All the televangelists targeted by the committee are identified with the "word of faith" movement, Copeland has said on his ministry's website. "Word of faith" teaching normally includes the "prosperity gospel," which asserts that the Bible promises physical and financial blessings to followers of Christ. Evangelical critics of the teaching, however, say such doctrine mistakenly equates God's promises of blessing with temporal, materialistic success.
The founder of a watchdog organization said the noncompliance of televangelists such as Copeland and Dollar appears to be prompting Grassley to consider further regulation of nonprofit ministries.
"Religious conservatives, like ourselves, believe this to be an unfortunate development, but if donors do not insist on even greater levels of ministry cooperation with donor advocate [organizations], unneeded government regulation is sure to follow," Rusty Leonard of MinistryWatch.com said in a written statement.
"It has been donors' willingness to ignore the clear warning signs from a relatively few questionable ministries that will partly cause any increased government oversight," Leonard said. "The ministry community's unwillingness to call out those who are simultaneously abusing donors, the Word of God and current government regulations through meaningful self-policing also [is] to blame for any burdensome new regulations."
Letters on behalf of Copeland and Dollar were sent March 31 to inform members of the Senate Finance Committee of the noncompliance, saying it was based in part on the targeting of teachers from the "word of faith" movement. The lawyers said Copeland and Dollar not only objected to the investigation's potential infringement of the First Amendment's protection of free religious exercise but also the senators' failure to operate through the current process provided by the Internal Revenue Service (IRS).

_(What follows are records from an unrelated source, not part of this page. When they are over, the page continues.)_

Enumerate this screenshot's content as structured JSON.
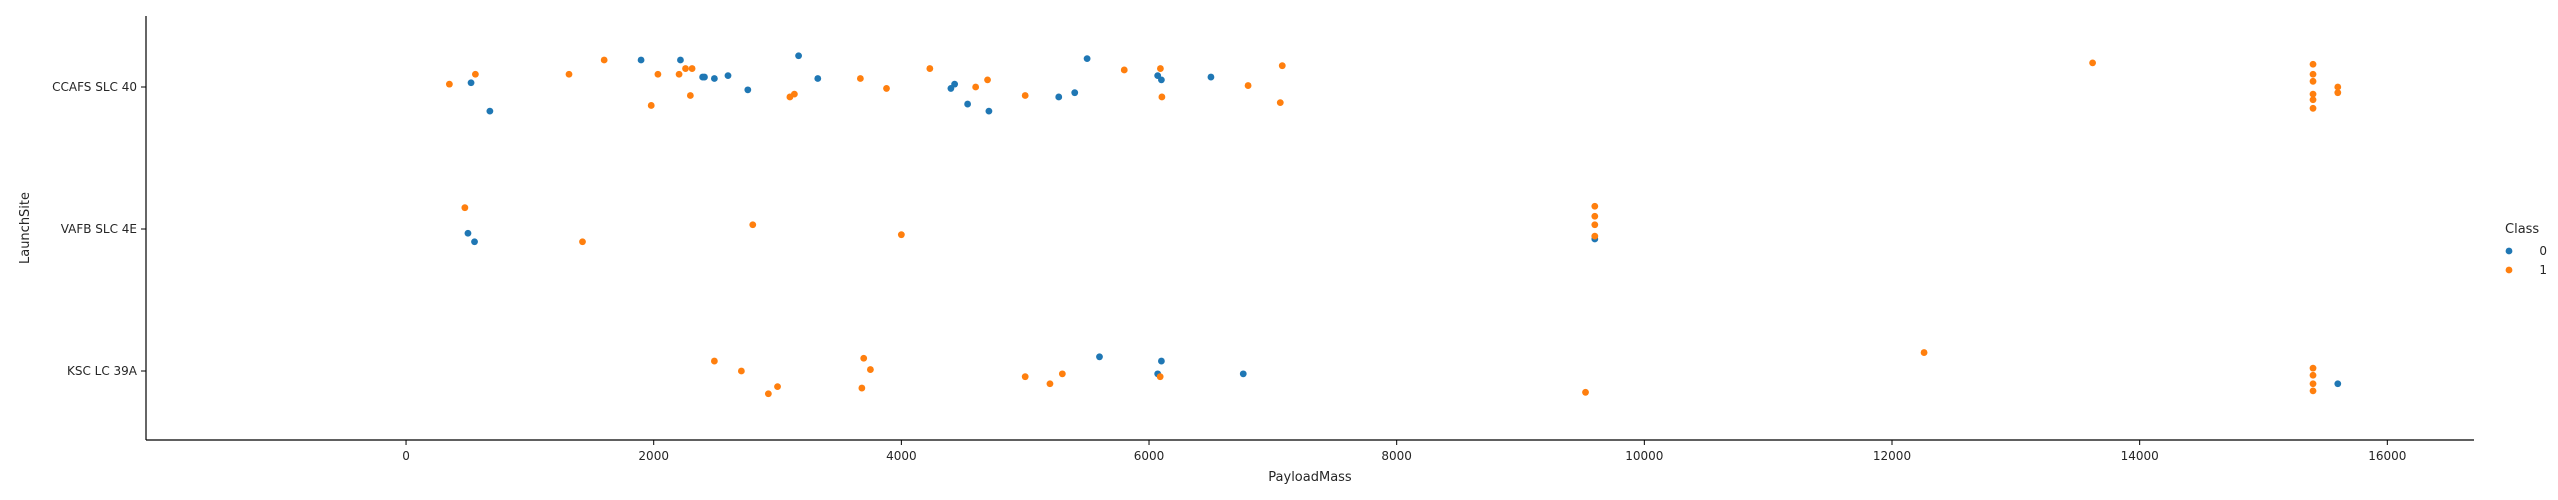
{
  "chart_data": {
    "type": "scatter",
    "title": "",
    "xlabel": "PayloadMass",
    "ylabel": "LaunchSite",
    "xlim": [
      -2100,
      16700
    ],
    "x_ticks": [
      0,
      2000,
      4000,
      6000,
      8000,
      10000,
      12000,
      14000,
      16000
    ],
    "categories": [
      "CCAFS SLC 40",
      "VAFB SLC 4E",
      "KSC LC 39A"
    ],
    "grid": false,
    "legend": {
      "title": "Class",
      "placement": "right"
    },
    "series": [
      {
        "name": "0",
        "color": "#1f77b4",
        "points": [
          {
            "x": 525,
            "y": "CCAFS SLC 40",
            "j": -0.03
          },
          {
            "x": 677,
            "y": "CCAFS SLC 40",
            "j": 0.17
          },
          {
            "x": 1898,
            "y": "CCAFS SLC 40",
            "j": -0.19
          },
          {
            "x": 2216,
            "y": "CCAFS SLC 40",
            "j": -0.19
          },
          {
            "x": 2395,
            "y": "CCAFS SLC 40",
            "j": -0.07
          },
          {
            "x": 2410,
            "y": "CCAFS SLC 40",
            "j": -0.07
          },
          {
            "x": 2490,
            "y": "CCAFS SLC 40",
            "j": -0.06
          },
          {
            "x": 2600,
            "y": "CCAFS SLC 40",
            "j": -0.08
          },
          {
            "x": 2760,
            "y": "CCAFS SLC 40",
            "j": 0.02
          },
          {
            "x": 3170,
            "y": "CCAFS SLC 40",
            "j": -0.22
          },
          {
            "x": 3325,
            "y": "CCAFS SLC 40",
            "j": -0.06
          },
          {
            "x": 4400,
            "y": "CCAFS SLC 40",
            "j": 0.01
          },
          {
            "x": 4430,
            "y": "CCAFS SLC 40",
            "j": -0.02
          },
          {
            "x": 4535,
            "y": "CCAFS SLC 40",
            "j": 0.12
          },
          {
            "x": 4707,
            "y": "CCAFS SLC 40",
            "j": 0.17
          },
          {
            "x": 5271,
            "y": "CCAFS SLC 40",
            "j": 0.07
          },
          {
            "x": 5400,
            "y": "CCAFS SLC 40",
            "j": 0.04
          },
          {
            "x": 5500,
            "y": "CCAFS SLC 40",
            "j": -0.2
          },
          {
            "x": 6070,
            "y": "CCAFS SLC 40",
            "j": -0.08
          },
          {
            "x": 6100,
            "y": "CCAFS SLC 40",
            "j": -0.05
          },
          {
            "x": 6500,
            "y": "CCAFS SLC 40",
            "j": -0.07
          },
          {
            "x": 500,
            "y": "VAFB SLC 4E",
            "j": 0.03
          },
          {
            "x": 553,
            "y": "VAFB SLC 4E",
            "j": 0.09
          },
          {
            "x": 9600,
            "y": "VAFB SLC 4E",
            "j": 0.07
          },
          {
            "x": 5600,
            "y": "KSC LC 39A",
            "j": -0.1
          },
          {
            "x": 6070,
            "y": "KSC LC 39A",
            "j": 0.02
          },
          {
            "x": 6100,
            "y": "KSC LC 39A",
            "j": -0.07
          },
          {
            "x": 6761,
            "y": "KSC LC 39A",
            "j": 0.02
          },
          {
            "x": 15600,
            "y": "KSC LC 39A",
            "j": 0.09
          }
        ]
      },
      {
        "name": "1",
        "color": "#ff7f0e",
        "points": [
          {
            "x": 350,
            "y": "CCAFS SLC 40",
            "j": -0.02
          },
          {
            "x": 560,
            "y": "CCAFS SLC 40",
            "j": -0.09
          },
          {
            "x": 1316,
            "y": "CCAFS SLC 40",
            "j": -0.09
          },
          {
            "x": 1600,
            "y": "CCAFS SLC 40",
            "j": -0.19
          },
          {
            "x": 1980,
            "y": "CCAFS SLC 40",
            "j": 0.13
          },
          {
            "x": 2034,
            "y": "CCAFS SLC 40",
            "j": -0.09
          },
          {
            "x": 2205,
            "y": "CCAFS SLC 40",
            "j": -0.09
          },
          {
            "x": 2257,
            "y": "CCAFS SLC 40",
            "j": -0.13
          },
          {
            "x": 2296,
            "y": "CCAFS SLC 40",
            "j": 0.06
          },
          {
            "x": 2310,
            "y": "CCAFS SLC 40",
            "j": -0.13
          },
          {
            "x": 3100,
            "y": "CCAFS SLC 40",
            "j": 0.07
          },
          {
            "x": 3136,
            "y": "CCAFS SLC 40",
            "j": 0.05
          },
          {
            "x": 3669,
            "y": "CCAFS SLC 40",
            "j": -0.06
          },
          {
            "x": 3880,
            "y": "CCAFS SLC 40",
            "j": 0.01
          },
          {
            "x": 4230,
            "y": "CCAFS SLC 40",
            "j": -0.13
          },
          {
            "x": 4600,
            "y": "CCAFS SLC 40",
            "j": 0.0
          },
          {
            "x": 4696,
            "y": "CCAFS SLC 40",
            "j": -0.05
          },
          {
            "x": 5000,
            "y": "CCAFS SLC 40",
            "j": 0.06
          },
          {
            "x": 5800,
            "y": "CCAFS SLC 40",
            "j": -0.12
          },
          {
            "x": 6092,
            "y": "CCAFS SLC 40",
            "j": -0.13
          },
          {
            "x": 6104,
            "y": "CCAFS SLC 40",
            "j": 0.07
          },
          {
            "x": 6800,
            "y": "CCAFS SLC 40",
            "j": -0.01
          },
          {
            "x": 7060,
            "y": "CCAFS SLC 40",
            "j": 0.11
          },
          {
            "x": 7076,
            "y": "CCAFS SLC 40",
            "j": -0.15
          },
          {
            "x": 13620,
            "y": "CCAFS SLC 40",
            "j": -0.17
          },
          {
            "x": 15400,
            "y": "CCAFS SLC 40",
            "j": -0.16
          },
          {
            "x": 15400,
            "y": "CCAFS SLC 40",
            "j": -0.09
          },
          {
            "x": 15400,
            "y": "CCAFS SLC 40",
            "j": -0.04
          },
          {
            "x": 15400,
            "y": "CCAFS SLC 40",
            "j": 0.05
          },
          {
            "x": 15400,
            "y": "CCAFS SLC 40",
            "j": 0.09
          },
          {
            "x": 15400,
            "y": "CCAFS SLC 40",
            "j": 0.15
          },
          {
            "x": 15600,
            "y": "CCAFS SLC 40",
            "j": 0.0
          },
          {
            "x": 15600,
            "y": "CCAFS SLC 40",
            "j": 0.04
          },
          {
            "x": 475,
            "y": "VAFB SLC 4E",
            "j": -0.15
          },
          {
            "x": 1425,
            "y": "VAFB SLC 4E",
            "j": 0.09
          },
          {
            "x": 2800,
            "y": "VAFB SLC 4E",
            "j": -0.03
          },
          {
            "x": 4000,
            "y": "VAFB SLC 4E",
            "j": 0.04
          },
          {
            "x": 9600,
            "y": "VAFB SLC 4E",
            "j": -0.16
          },
          {
            "x": 9600,
            "y": "VAFB SLC 4E",
            "j": -0.09
          },
          {
            "x": 9600,
            "y": "VAFB SLC 4E",
            "j": -0.03
          },
          {
            "x": 9600,
            "y": "VAFB SLC 4E",
            "j": 0.05
          },
          {
            "x": 2490,
            "y": "KSC LC 39A",
            "j": -0.07
          },
          {
            "x": 2708,
            "y": "KSC LC 39A",
            "j": 0.0
          },
          {
            "x": 2926,
            "y": "KSC LC 39A",
            "j": 0.16
          },
          {
            "x": 3000,
            "y": "KSC LC 39A",
            "j": 0.11
          },
          {
            "x": 3681,
            "y": "KSC LC 39A",
            "j": 0.12
          },
          {
            "x": 3696,
            "y": "KSC LC 39A",
            "j": -0.09
          },
          {
            "x": 3750,
            "y": "KSC LC 39A",
            "j": -0.01
          },
          {
            "x": 5000,
            "y": "KSC LC 39A",
            "j": 0.04
          },
          {
            "x": 5200,
            "y": "KSC LC 39A",
            "j": 0.09
          },
          {
            "x": 5300,
            "y": "KSC LC 39A",
            "j": 0.02
          },
          {
            "x": 6090,
            "y": "KSC LC 39A",
            "j": 0.04
          },
          {
            "x": 9525,
            "y": "KSC LC 39A",
            "j": 0.15
          },
          {
            "x": 12259,
            "y": "KSC LC 39A",
            "j": -0.13
          },
          {
            "x": 15400,
            "y": "KSC LC 39A",
            "j": -0.02
          },
          {
            "x": 15400,
            "y": "KSC LC 39A",
            "j": 0.03
          },
          {
            "x": 15400,
            "y": "KSC LC 39A",
            "j": 0.09
          },
          {
            "x": 15400,
            "y": "KSC LC 39A",
            "j": 0.14
          }
        ]
      }
    ]
  }
}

Both ministries said they would comply with an examination by the IRS under the protections it provides.
The names of the televangelists and their ministries, plus the locations of their headquarters, are: Kenneth Copeland, Kenneth Copeland Ministries, Newark, Texas; Creflo Dollar, World Changers Church International, College Park, Ga.; Eddie Long, New Birth Missionary Baptist Church, Lithonia, Ga.; Joyce Meyer, Joyce Meyer Ministries, Fenton, Mo.; Benny Hinn, Benny Hinn Ministries, Grapevine, Texas; and Randy and Paula White, Without Walls International Church and Paula White Ministries, Tampa, Fla. --30-- Compiled by Baptist Press Washington bureau chief Tom Strode.